Question
What does it mean that craving identification?
Quick Answer
Before designing a habit ask what craving you are trying to satisfy.
Before designing a habit ask what craving you are trying to satisfy.
Example: A product manager launches three simultaneous habit-building projects in January: a morning meditation app, a lunchtime gym routine, and an evening journaling practice. She picks rewards she finds generally pleasant — a fancy latte after meditating, a new playlist after the gym, a square of dark chocolate after journaling. By February, all three are dead. She never asked what craving each habit was supposed to serve. When she finally sits with the question, she discovers that her actual craving is not relaxation, fitness, or reflection — it is a sense of control over days that feel dictated by Slack messages and stakeholder demands. The moment she reframes all three habits around the craving for autonomy — meditating before checking any messages, lifting weights with no phone present, journaling about decisions she made rather than tasks assigned to her — two of the three stick without effort. The craving was the same across all three domains. She had been treating the surface behavior as the variable when the underlying need was the constant.
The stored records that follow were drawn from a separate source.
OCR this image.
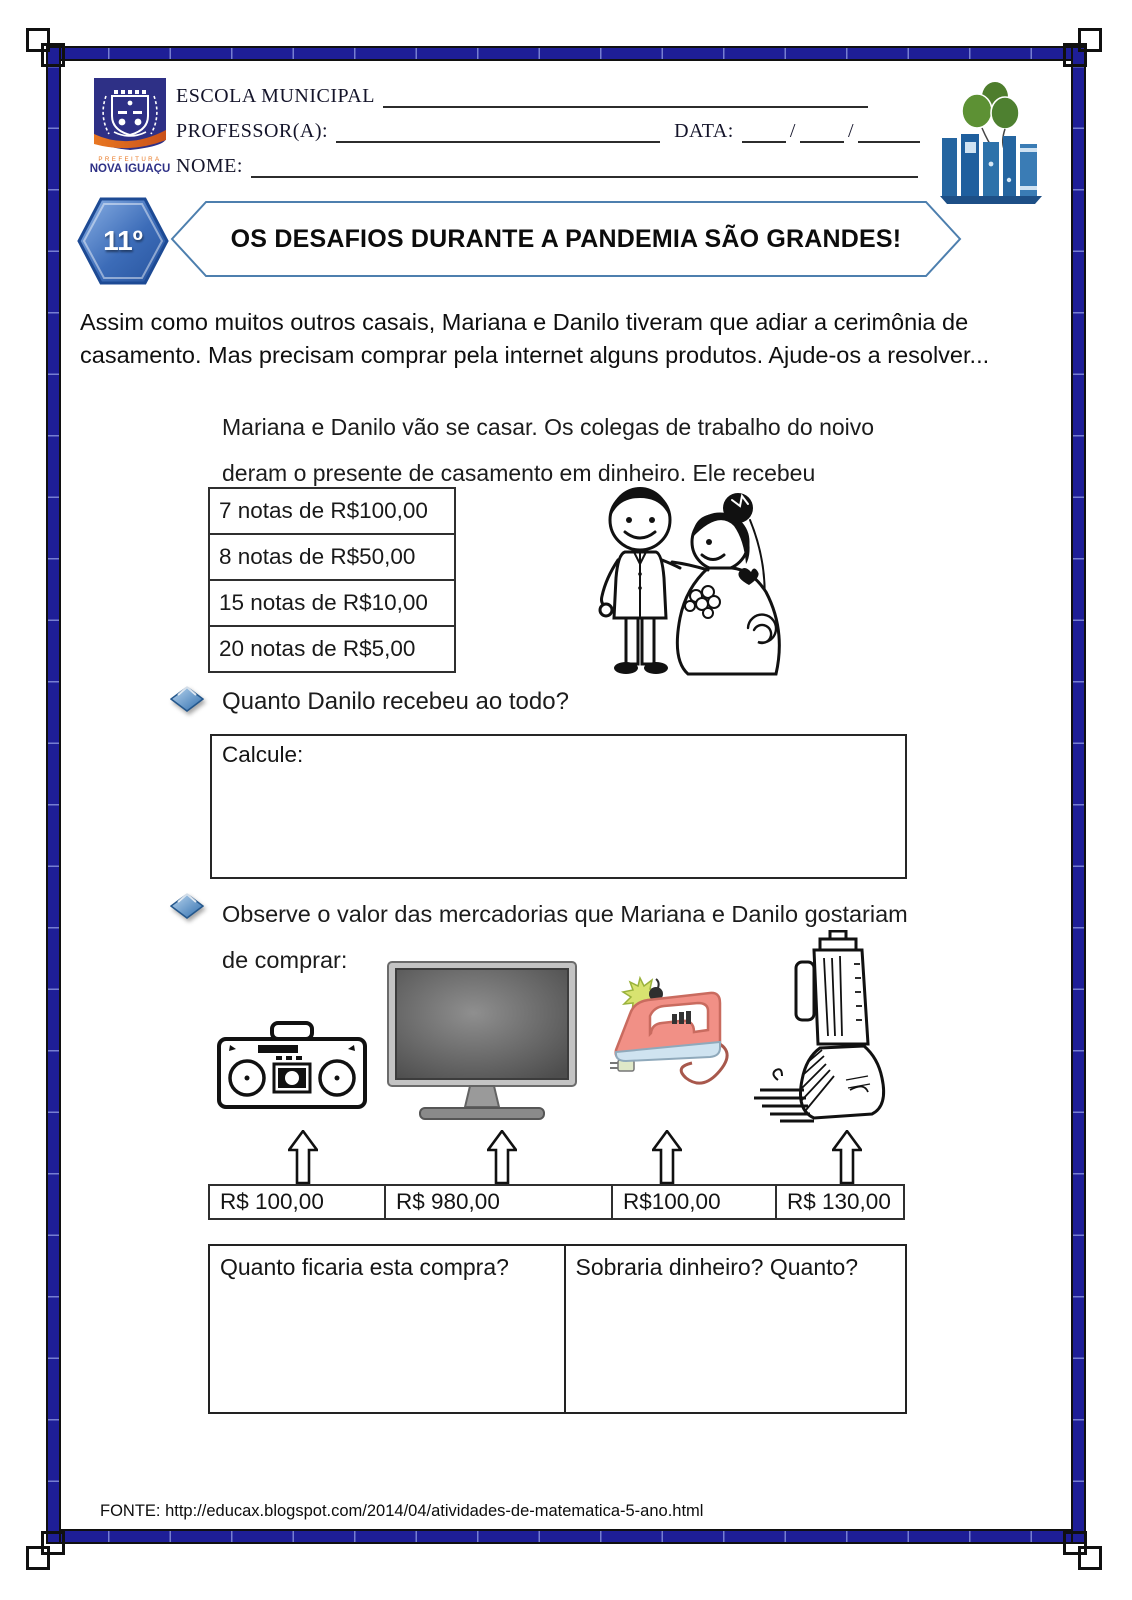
PREFEITURA
NOVA IGUAÇU
ESCOLA MUNICIPAL
PROFESSOR(A):	DATA:	/	/
NOME:
11º	OS DESAFIOS DURANTE A PANDEMIA SÃO GRANDES!
Assim como muitos outros casais, Mariana e Danilo tiveram que adiar a cerimônia de casamento. Mas precisam comprar pela internet alguns produtos. Ajude-os a resolver...
Mariana e Danilo vão se casar. Os colegas de trabalho do noivo
deram o presente de casamento em dinheiro. Ele recebeu
7 notas de R$100,00
8 notas de R$50,00
15 notas de R$10,00
20 notas de R$5,00
Quanto Danilo recebeu ao todo?
Calcule:
Observe o valor das mercadorias que Mariana e Danilo gostariam
de comprar:
R$ 100,00	R$ 980,00	R$100,00	R$ 130,00
Quanto ficaria esta compra?	Sobraria dinheiro? Quanto?
FONTE: http://educax.blogspot.com/2014/04/atividades-de-matematica-5-ano.html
Try this: Pick one habit you are currently trying to build or have recently abandoned. Set a timer for ten minutes. Write at the top of a page: "What am I actually craving when I feel the urge to do (or avoid) this behavior?" Then write continuously without editing. Do not censor yourself. After ten minutes, read what you wrote and circle the three most surprising or emotionally charged phrases. For each phrase, ask: "If this craving were fully satisfied, would I still need this habit?" If the answer is no for any of them, you have likely found the real craving. Now compare this craving to the reward you have been using. Write one sentence describing the gap between the craving and the reward. That gap is why the habit is not sticking.